Страница 11 из 13
– Приехали Зина с Володей, и Гарик с Ритой с ними. Иди встречай, Наташа.
– Бегу. – Наташа не двинулась с места. – Сначала Гарик скажет, что у нас неприличный дом, потом с недовольной рожей потребует еды, до того как все за стол сядут, будто потерпеть не может... Господи, за что мне это!
Алла Евгеньевна нахмурилась:
– А если бы Бобочка услышал? Приехали родители и родной брат твоего мужа, и ты должна! Пойду сама встречу. Зина, Володя, Гаричек!.. Я иду!
Наташа прошипела вслед матери:
– Как тебе «Бобочка»? Всю жизнь меня шпыняла, что я неправильно замуж вышла, и от Гарика ее трясло, и на тебе – «Бобочка», «Гаричек»...

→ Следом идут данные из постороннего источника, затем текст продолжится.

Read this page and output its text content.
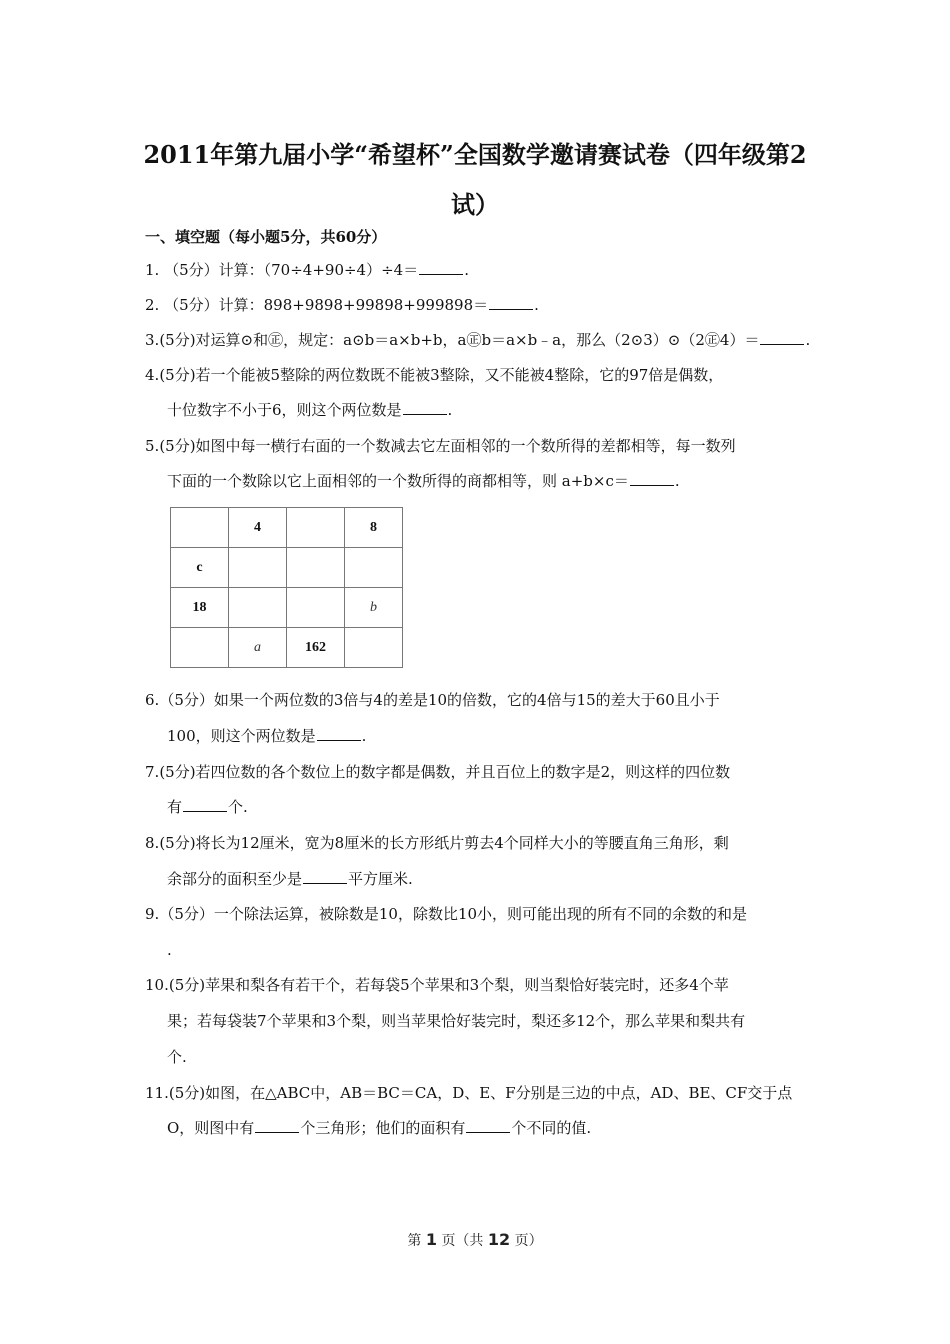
2011年第九届小学“希望杯”全国数学邀请赛试卷（四年级第2
试）
一、填空题（每小题5分，共60分）
1. （5分）计算：（70÷4+90÷4）÷4＝	.
2. （5分）计算：898+9898+99898+999898＝	.
3.(5分)对运算⊙和㊣，规定：a⊙b＝a×b+b，a㊣b＝a×b﹣a，那么（2⊙3）⊙（2㊣4）＝	.
4.(5分)若一个能被5整除的两位数既不能被3整除，又不能被4整除，它的97倍是偶数，
十位数字不小于6，则这个两位数是	.
5.(5分)如图中每一横行右面的一个数减去它左面相邻的一个数所得的差都相等，每一数列
下面的一个数除以它上面相邻的一个数所得的商都相等，则 a+b×c＝	.
	4		8
c			
18			b
	a	162	
6.（5分）如果一个两位数的3倍与4的差是10的倍数，它的4倍与15的差大于60且小于
100，则这个两位数是	.
7.(5分)若四位数的各个数位上的数字都是偶数，并且百位上的数字是2，则这样的四位数
有	个.
8.(5分)将长为12厘米，宽为8厘米的长方形纸片剪去4个同样大小的等腰直角三角形，剩
余部分的面积至少是	平方厘米.
9.（5分）一个除法运算，被除数是10，除数比10小，则可能出现的所有不同的余数的和是
.
10.(5分)苹果和梨各有若干个，若每袋5个苹果和3个梨，则当梨恰好装完时，还多4个苹
果；若每袋装7个苹果和3个梨，则当苹果恰好装完时，梨还多12个，那么苹果和梨共有
个.
11.(5分)如图，在△ABC中，AB＝BC＝CA，D、E、F分别是三边的中点，AD、BE、CF交于点
O，则图中有	个三角形；他们的面积有	个不同的值.
第 1 页（共 12 页）
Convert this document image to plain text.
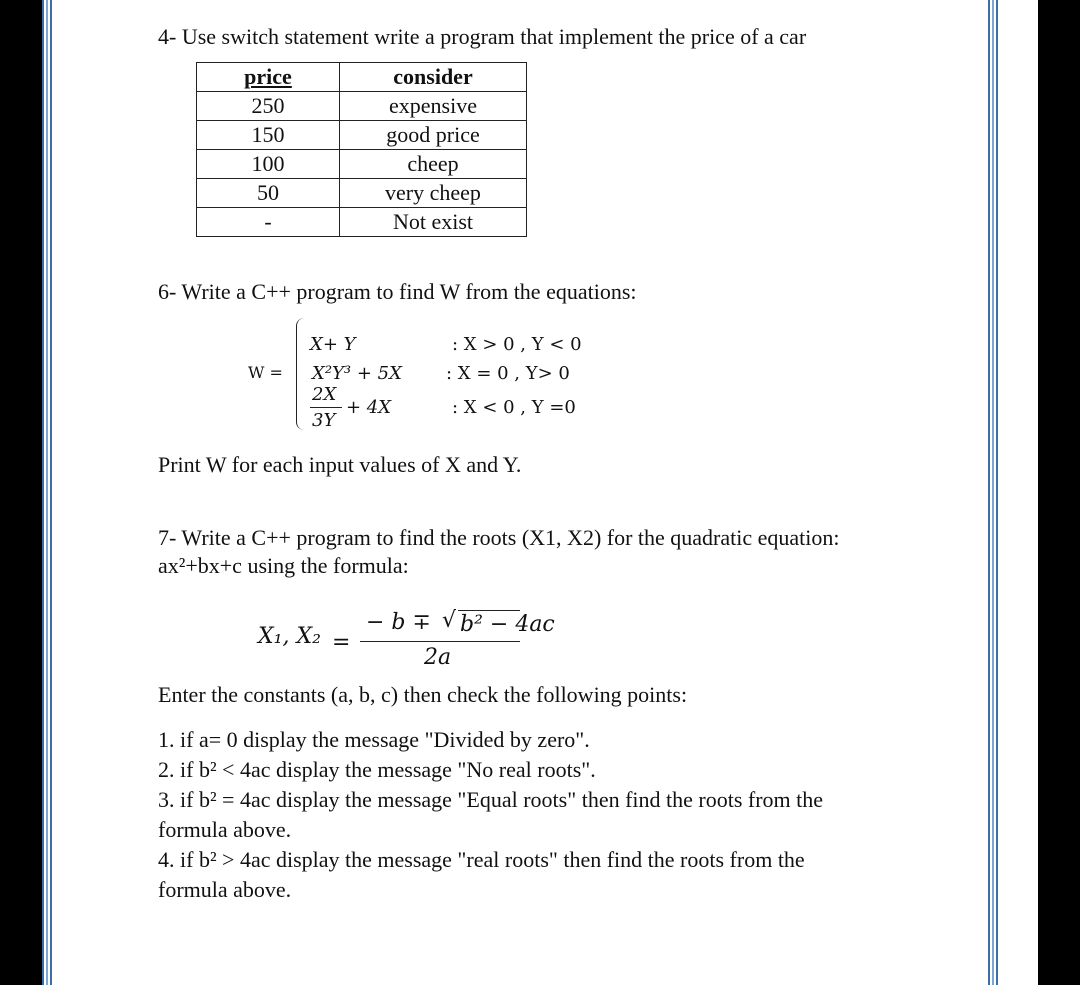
4- Use switch statement write a program that implement the price of a car
price	consider
250	expensive
150	good price
100	cheep
50	very cheep
-	Not exist
6- Write a C++ program to find W from the equations:
W =
X+ Y	: X > 0 , Y < 0
X²Y³ + 5X : X = 0 , Y> 0
2X
3Y
+ 4X	: X < 0 , Y =0
Print W for each input values of X and Y.
7- Write a C++ program to find the roots (X1, X2) for the quadratic equation:
ax²+bx+c using the formula:
X₁, X₂ =
− b ∓ √ b² − 4ac
2a
Enter the constants (a, b, c) then check the following points:
1. if a= 0 display the message "Divided by zero".
2. if b² < 4ac display the message "No real roots".
3. if b² = 4ac display the message "Equal roots" then find the roots from the
formula above.
4. if b² > 4ac display the message "real roots" then find the roots from the
formula above.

– Ну, хорошо ей живется с Бобиным богатством, так радуйся, – миролюбиво произнесла Нина.
– Что бы я без тебя делала!
Наташа вышла из кухни в длинный коридор. В безопасном конце коридора столкнулась с Антоном и, оглянувшись, привычно-быстро прижалась к нему всем телом. Вдохнула его запах, поцеловала, мгновенно провела его рукой по своему телу и выбежала встречать гостей.

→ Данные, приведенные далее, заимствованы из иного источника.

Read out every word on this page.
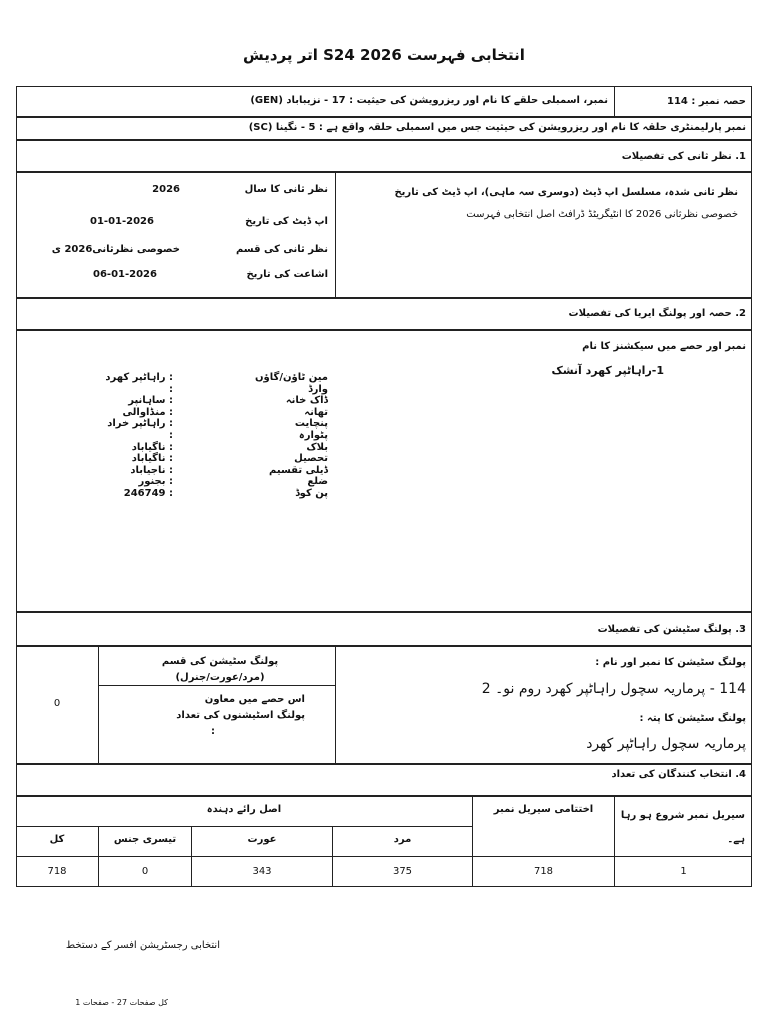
انتخابی فہرست 2026 S24 اتر پردیش
حصہ نمبر : 114
نمبر، اسمبلی حلقے کا نام اور ریزرویشن کی حیثیت : 17 - نزیباباد (GEN)
نمبر پارلیمنٹری حلقہ کا نام اور ریزرویشن کی حیثیت جس میں اسمبلی حلقہ واقع ہے : 5 - نگینا (SC)
1. نظر ثانی کی تفصیلات
نظر ثانی شدہ، مسلسل اپ ڈیٹ (دوسری سہ ماہی)، اپ ڈیٹ کی تاریخ
خصوصی نظرثانی 2026 کا انٹیگریٹڈ ڈرافٹ اصل انتخابی فہرست
نظر ثانی کا سال
2026
اپ ڈیٹ کی تاریخ
01-01-2026
نظر ثانی کی قسم
خصوصی نظرثانی2026 ی
اشاعت کی تاریخ
06-01-2026
2. حصہ اور پولنگ ایریا کی تفصیلات
نمبر اور حصے میں سیکشنز کا نام
1-راہاٹپر کھرد آنشک
مین ٹاؤن/گاؤں
وارڈ
ڈاک خانہ
تھانہ
پنچایت
پٹوارہ
بلاک
تحصیل
ڈیلی تقسیم
ضلع
پن کوڈ
: راہاٹپر کھرد
:
: ساہانپر
: منڈاوالی
: راہاٹپر خراد
:
: ناگیاباد
: ناگیاباد
: ناجیاباد
: بجنور
: 246749
3. پولنگ سٹیشن کی تفصیلات
پولنگ سٹیشن کا نمبر اور نام :
114 - پرماریہ سچول راہاٹپر کھرد روم نو۔ 2
پولنگ سٹیشن کا پتہ :
پرماریہ سچول راہاٹپر کھرد
پولنگ سٹیشن کی قسم
(مرد/عورت/جنرل)
اس حصے میں معاون
پولنگ اسٹیشنوں کی تعداد
:
0
4. انتخاب کنندگان کی تعداد
سیریل نمبر شروع ہو رہا ہے۔
اختتامی سیریل نمبر
اصل رائے دہندہ
مرد
عورت
تیسری جنس
کل
1
718
375
343
0
718
انتخابی رجسٹریشن افسر کے دستخط
کل صفحات 27 - صفحات 1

Ее связь с Антоном длилась давно. Когда-то, в самом начале, она была в него влюблена, а теперь их отношения стали такими уютными и домашними, что ей иногда казалось странным, как это Боба и Нина ничего не знают. Наташа никогда не считала эту связь изменой Бобе. Мужа было так много в ее жизни, что встречи с Антоном – все равно что форточку открыть. А надо же человеку хоть иногда дышать свежим воздухом! Она удивилась бы и даже обиделась, если бы ее обвинили в предательстве Нины. Нищие не выбирают. И у нее никого не было, кроме Нины с Антоном. К тому же из них двоих Нину она любила больше.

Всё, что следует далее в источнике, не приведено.